How have I computed the integral $\int \sin^{3}(3x)\cos(3x)\,dx$ incorrectly? $\displaystyle \int \sin^{3}(3x)\cos(3x)\,dx $
$u = 3x  $
$du = 3\,dx  $
$3\displaystyle\int \sin^{3}(u)\cos(u)\,du$
$3\displaystyle\int \sin^{2}(u)\sin(u)\cos(u)\,du$
$3\displaystyle\int (1 - \cos^{2}(u))\sin(u)\cos(u)\,du$
$v = \cos(u)$
$dv = -\sin(u)\,du  $
$3\displaystyle\int (1 - v^{2})(-1)v\,dv$
$ 3\displaystyle\int (-v + v^{3})\,dv$
$ 3\left[-\frac{v^{2}}{2} + \frac{v^{4}}{4}\right]$
$3\left[ -\frac{\cos^{3}{3x}}{2} + \frac{\cos^{4}(3x)}{4}\right] $
$= -3 \frac{\cos^{2}(3x)}{2} + 3\frac{\cos^{4}(3x)}{4} + C$
wolfram states this as incorrect, what have I done wrong?
Thank you
 A: You determined $du=3\,dx$, but substituted $dx = 3\,du$.  So your answer is off by a factor of nine.
$$
\int \sin^3(3x) \cos(3x)\,dx = \int \sin^3(u) \cos(u)\cdot \frac{1}{3}\,du
= \frac{1}{3}\int \sin^3(u) \cos(u)\,du
$$
Then proceed as you did.  You'll get 
$$
\int \sin^3(3x) \cos(3x)\,dx =- \frac{1}{6} \cos^2(3x) -\frac{1}{12}\cos^4(3x)+C
$$
The other answers are suggesting substituting $u=\sin(3x)$ in one fell swoop.  Then $du = 3 \cos(3x)\,dx$, so
$$
\int \sin^3(3x) \cos(3x)\,dx = \frac{1}{3}\int u^3\,du = \frac{1}{3}\cdot\frac{1}{4}u^4 + C = \frac{1}{12}\sin^4(3x)+C
$$
Both are correct, although the second solution is more compact and concise.  In the comments you asked if the two are “equivalent.” Yes, but only in the antiderivative sense.  Using the trig identities:
\begin{align*}
    - \frac{1}{6}\cos^2(3x) + \frac{1}{12}\cos^4(3x)

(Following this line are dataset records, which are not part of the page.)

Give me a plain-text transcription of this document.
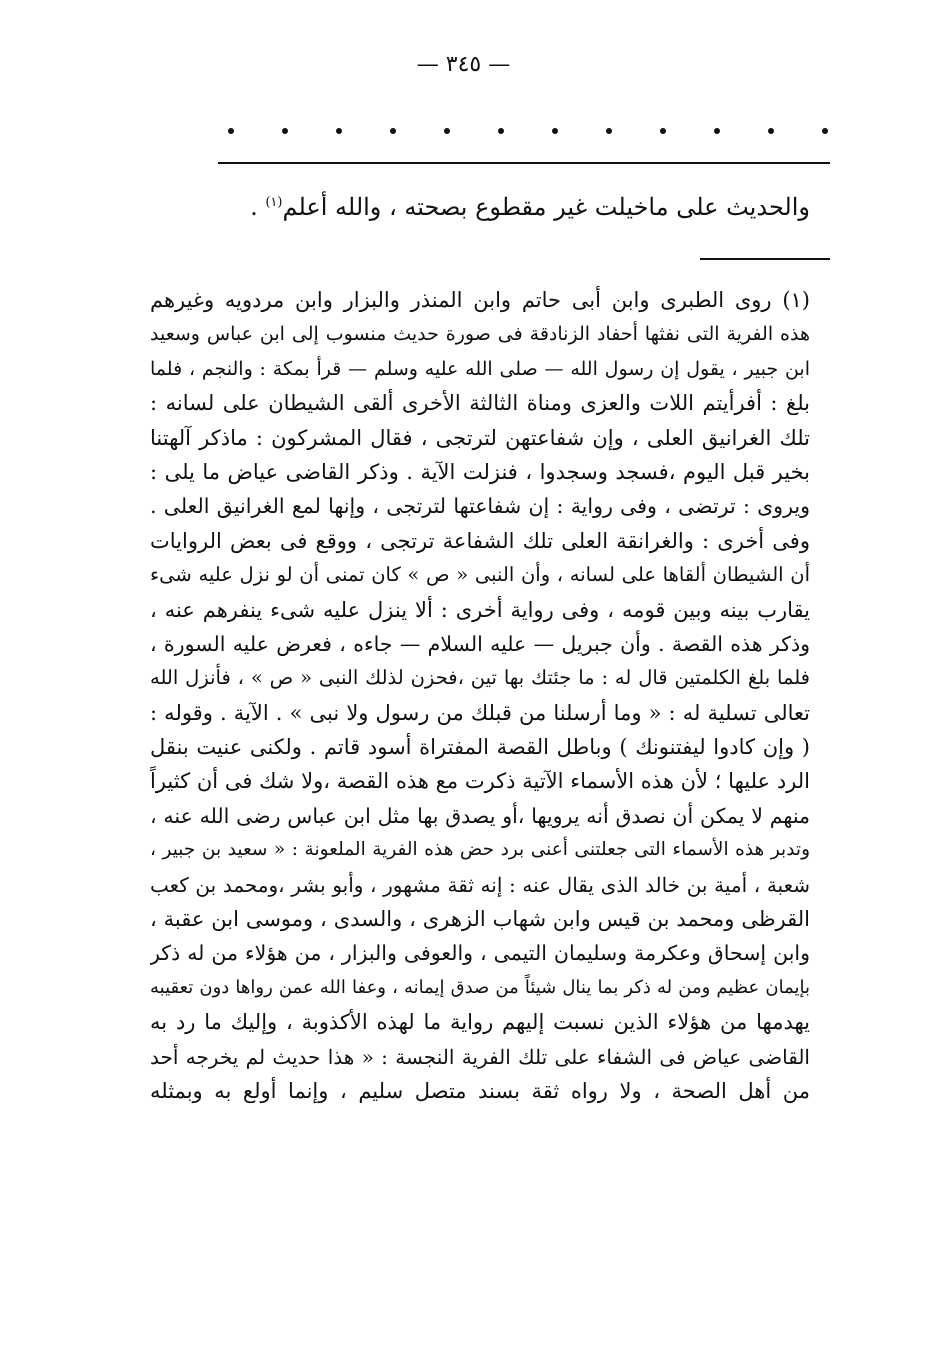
— ٣٤٥ —
والحديث على ماخيلت غير مقطوع بصحته ، والله أعلم$^{(١)}$ .
(١) روى الطبرى وابن أبى حاتم وابن المنذر والبزار وابن مردويه وغيرهم
هذه الفرية التى نفثها أحفاد الزنادقة فى صورة حديث منسوب إلى ابن عباس وسعيد
ابن جبير ، يقول إن رسول الله — صلى الله عليه وسلم — قرأ بمكة : والنجم ، فلما
بلغ : أفرأيتم اللات والعزى ومناة الثالثة الأخرى ألقى الشيطان على لسانه :
تلك الغرانيق العلى ، وإن شفاعتهن لترتجى ، فقال المشركون : ماذكر آلهتنا
بخير قبل اليوم ،فسجد وسجدوا ، فنزلت الآية . وذكر القاضى عياض ما يلى :
ويروى : ترتضى ، وفى رواية : إن شفاعتها لترتجى ، وإنها لمع الغرانيق العلى .
وفى أخرى : والغرانقة العلى تلك الشفاعة ترتجى ، ووقع فى بعض الروايات
أن الشيطان ألقاها على لسانه ، وأن النبى « ص » كان تمنى أن لو نزل عليه شىء
يقارب بينه وبين قومه ، وفى رواية أخرى : ألا ينزل عليه شىء ينفرهم عنه ،
وذكر هذه القصة . وأن جبريل — عليه السلام — جاءه ، فعرض عليه السورة ،
فلما بلغ الكلمتين قال له : ما جئتك بها تين ،فحزن لذلك النبى « ص » ، فأنزل الله
تعالى تسلية له : « وما أرسلنا من قبلك من رسول ولا نبى » . الآية . وقوله :
( وإن كادوا ليفتنونك ) وباطل القصة المفتراة أسود قاتم . ولكنى عنيت بنقل
الرد عليها ؛ لأن هذه الأسماء الآتية ذكرت مع هذه القصة ،ولا شك فى أن كثيراً
منهم لا يمكن أن نصدق أنه يرويها ،أو يصدق بها مثل ابن عباس رضى الله عنه ،
وتدبر هذه الأسماء التى جعلتنى أعنى برد حض هذه الفرية الملعونة : « سعيد بن جبير ،
شعبة ، أمية بن خالد الذى يقال عنه : إنه ثقة مشهور ، وأبو بشر ،ومحمد بن كعب
القرظى ومحمد بن قيس وابن شهاب الزهرى ، والسدى ، وموسى ابن عقبة ،
وابن إسحاق وعكرمة وسليمان التيمى ، والعوفى والبزار ، من هؤلاء من له ذكر
بإيمان عظيم ومن له ذكر بما ينال شيئاً من صدق إيمانه ، وعفا الله عمن رواها دون تعقيبه
يهدمها من هؤلاء الذين نسبت إليهم رواية ما لهذه الأكذوبة ، وإليك ما رد به
القاضى عياض فى الشفاء على تلك الفرية النجسة : « هذا حديث لم يخرجه أحد
من أهل الصحة ، ولا رواه ثقة بسند متصل سليم ، وإنما أولع به وبمثله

    &= \frac{1}{12}\cos^2(3x)\left(\cos^2(3x) - 2\right) \\
    &= \frac{1}{12}\left(1-\sin^2(3x)\right)\left(1-\sin^2(3x)-2\right) \\
    &= \frac{1}{12}\left(1-\sin^2(3x)\right)\left(-1-\sin^2(3x)\right) \\
    &= \frac{1}{12}\left(\sin^2(3x)-1\right)\left(\sin^2(3x)+1\right) \\
    &= \frac{1}{12}\left(\sin^4(3x)-1\right) = \frac{1}{12}\sin^4(3x) - \frac{1}{12}
\end{align*}
You can see the two antiderivatives differ by a constant.

A: HINT:
Why are you making things complicated unnecessarily
Just set  $\sin ax=u$  for $$\int\sin^max\cos^{2n+1}ax\ dx$$
A: Your mistake is $dx = \frac 13 du$. So instead multiplying by $3$, multiply by $\frac13$.
Alternative -
I think if you put $\cos 3x$ as $u$. That is much easy to solve.